Connecting to live data can be easy, providing connectors exist and the information required is formatted correctly already. However, many tools are limited in relation to consolidating data or ensuring that a level of data quality exists, meaning that more complicated dashboards may still require a staging area to get valid results for more complex data sets.
Realistically, implementation times will differ depending on the solution used, how broadly it is being deployed, and how complex the data is. This will also affect testing and any reiterations of dashboard design required. Overall, depending on the data required, organizations looking at a departmental deployment should realistically set aside two to three months to get a solution up and running. This includes developing the dashboard, integrating the information, managing complexities, testing, and acceptance.
Are there specific kinds of presentation methods that are better than others, like a scatter chart or bar chart versus the much-maligned pie chart of old?
I do think some presentation methods are better than others, but the method chosen depends on what you hope to achieve. Many traditional data visualization solutions are moving away from dials and gauges (picture a car dashboard) and towards scatter charts, heat maps, and other more interactive and straightforward visualizations.
In addition, many people prefer bar charts in which current information along with goals and projections can be viewed in a single visualization. Selected visualizations will continue to be the choice of designers and end users, but the main thing to remember is to "limit the noise" on any given page. To do that, select the top five metrics required and make sure they are addressed adequately; avoid filling the page with too many types of graphs.
In addition, many dashboard solutions have built-in parameters that select the best choices for the data on hand. I admit that I like heat maps because they show different levels of detail (such as sales and profit) represented in different sizes and colors, making it easier to decipher the data.

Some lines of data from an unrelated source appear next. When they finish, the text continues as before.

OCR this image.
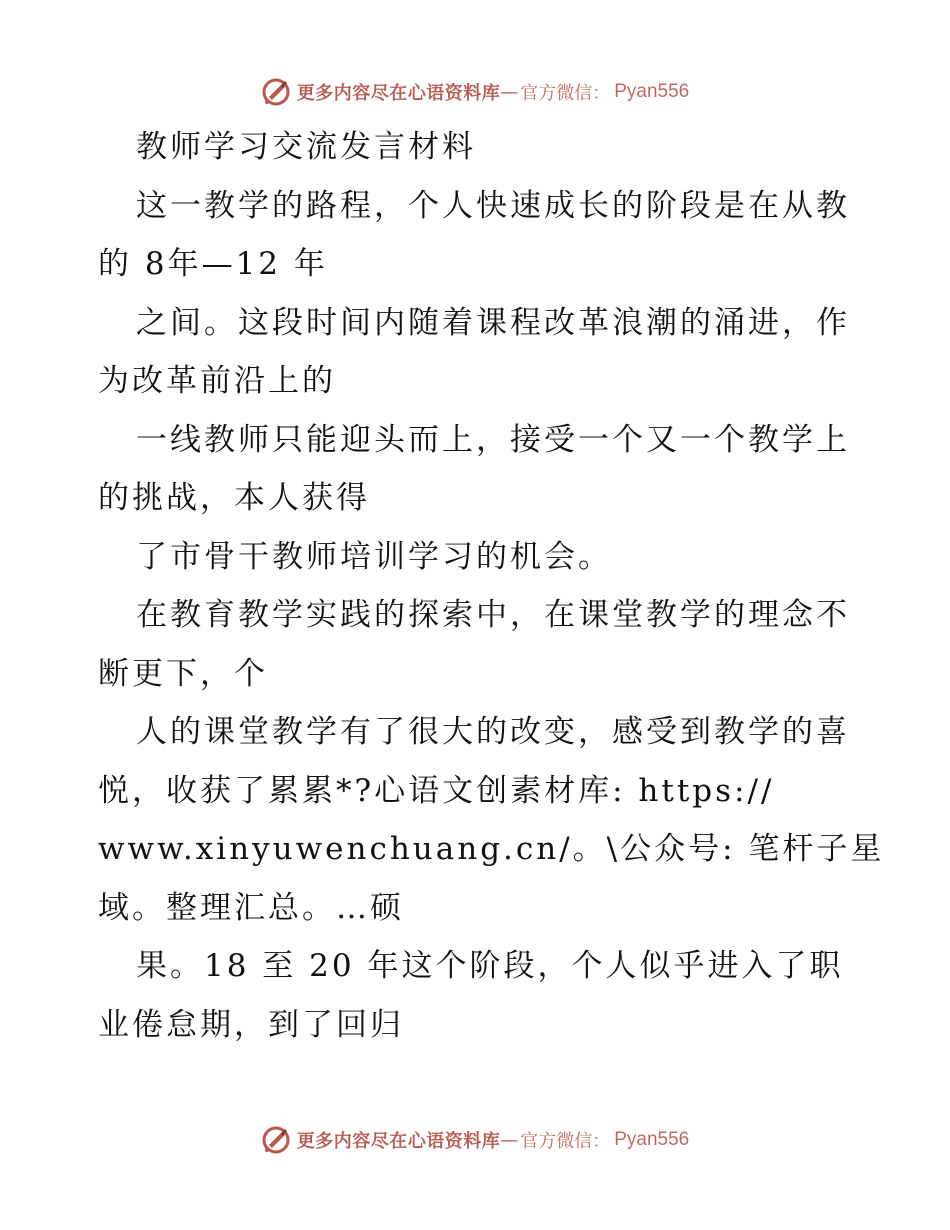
更多内容尽在心语资料库 — 官方微信： Pyan556
教师学习交流发言材料
这一教学的路程，个人快速成长的阶段是在从教
的 8年—12 年
之间。这段时间内随着课程改革浪潮的涌进，作
为改革前沿上的
一线教师只能迎头而上，接受一个又一个教学上
的挑战，本人获得
了市骨干教师培训学习的机会。
在教育教学实践的探索中，在课堂教学的理念不
断更下，个
人的课堂教学有了很大的改变，感受到教学的喜
悦，收获了累累*?心语文创素材库: https://
www.xinyuwenchuang.cn/。\公众号: 笔杆子星
域。整理汇总。…硕
果。18 至 20 年这个阶段，个人似乎进入了职
业倦怠期，到了回归
更多内容尽在心语资料库 — 官方微信： Pyan556
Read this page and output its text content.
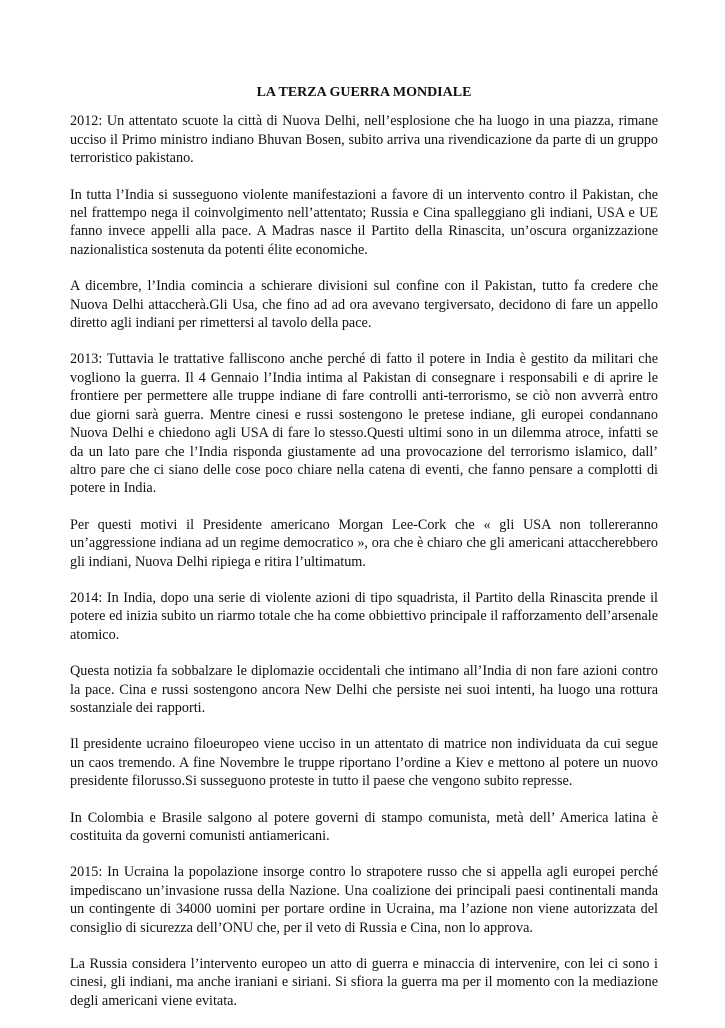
LA TERZA GUERRA MONDIALE

2012: Un attentato scuote la città di Nuova Delhi, nell’esplosione che ha luogo in una piazza, rimane ucciso il Primo ministro indiano Bhuvan Bosen, subito arriva una rivendicazione da parte di un gruppo terroristico pakistano.

In tutta l’India si susseguono violente manifestazioni a favore di un intervento contro il Pakistan, che nel frattempo nega il coinvolgimento nell’attentato; Russia e Cina spalleggiano gli indiani, USA e UE fanno invece appelli alla pace. A Madras nasce il Partito della Rinascita, un’oscura organizzazione nazionalistica sostenuta da potenti élite economiche.

A dicembre, l’India comincia a schierare divisioni sul confine con il Pakistan, tutto fa credere che Nuova Delhi attaccherà.Gli Usa, che fino ad ad ora avevano tergiversato, decidono di fare un appello diretto agli indiani per rimettersi al tavolo della pace.

2013: Tuttavia le trattative falliscono anche perché di fatto il potere in India è gestito da militari che vogliono la guerra. Il 4 Gennaio l’India intima al Pakistan di consegnare i responsabili e di aprire le frontiere per permettere alle truppe indiane di fare controlli anti-terrorismo, se ciò non avverrà entro due giorni sarà guerra. Mentre cinesi e russi sostengono le pretese indiane, gli europei condannano Nuova Delhi e chiedono agli USA di fare lo stesso.Questi ultimi sono in un dilemma atroce, infatti se da un lato pare che l’India risponda giustamente ad una provocazione del terrorismo islamico, dall’ altro pare che ci siano delle cose poco chiare nella catena di eventi, che fanno pensare a complotti di potere in India.

Per questi motivi il Presidente americano Morgan Lee-Cork che « gli USA non tollereranno un’aggressione indiana ad un regime democratico », ora che è chiaro che gli americani attaccherebbero gli indiani, Nuova Delhi ripiega e ritira l’ultimatum.

2014: In India, dopo una serie di violente azioni di tipo squadrista, il Partito della Rinascita prende il potere ed inizia subito un riarmo totale che ha come obbiettivo principale il rafforzamento dell’arsenale atomico.

Questa notizia fa sobbalzare le diplomazie occidentali che intimano all’India di non fare azioni contro la pace. Cina e russi sostengono ancora New Delhi che persiste nei suoi intenti, ha luogo una rottura sostanziale dei rapporti.

Il presidente ucraino filoeuropeo viene ucciso in un attentato di matrice non individuata da cui segue un caos tremendo. A fine Novembre le truppe riportano l’ordine a Kiev e mettono al potere un nuovo presidente filorusso.Si susseguono proteste in tutto il paese che vengono subito represse.

In Colombia e Brasile salgono al potere governi di stampo comunista, metà dell’ America latina è costituita da governi comunisti antiamericani.

2015: In Ucraina la popolazione insorge contro lo strapotere russo che si appella agli europei perché impediscano un’invasione russa della Nazione. Una coalizione dei principali paesi continentali manda un contingente di 34000 uomini per portare ordine in Ucraina, ma l’azione non viene autorizzata del consiglio di sicurezza dell’ONU che, per il veto di Russia e Cina, non lo approva.

La Russia considera l’intervento europeo un atto di guerra e minaccia di intervenire, con lei ci sono i cinesi, gli indiani, ma anche iraniani e siriani. Si sfiora la guerra ma per il momento con la mediazione degli americani viene evitata.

Additionally, GIS-related data is becoming much more robust for geographic-related data, expanding on the types of analytics available.
Should companies looking for a data visualization tool hold off until the market settles down?
Actually, now is a great time to get into the market. Even though new solutions and capabilities are constantly being introduced, the pace of acquisitions has slowed. Organizations can still get tremendous value out of the tools that currently exist. In addition, by being a customer, organizations are participating in the marketplace, and are more likely to have a say in new features added over time. That can help to tailor a solution to their specific business needs.
A bigger issue is that many organizations start off looking only for a data visualization solution without considering what else they need to consider, such as real-time versus trends-based approach; whether they will be drawing on multiple data sources or just Excel; or the needs for common ODBC connections.
In general, as long as a solution can meet the business and technical needs of the client, there's no sense in waiting -- after all, this technology will be in a state of continuous advancement for many years to come.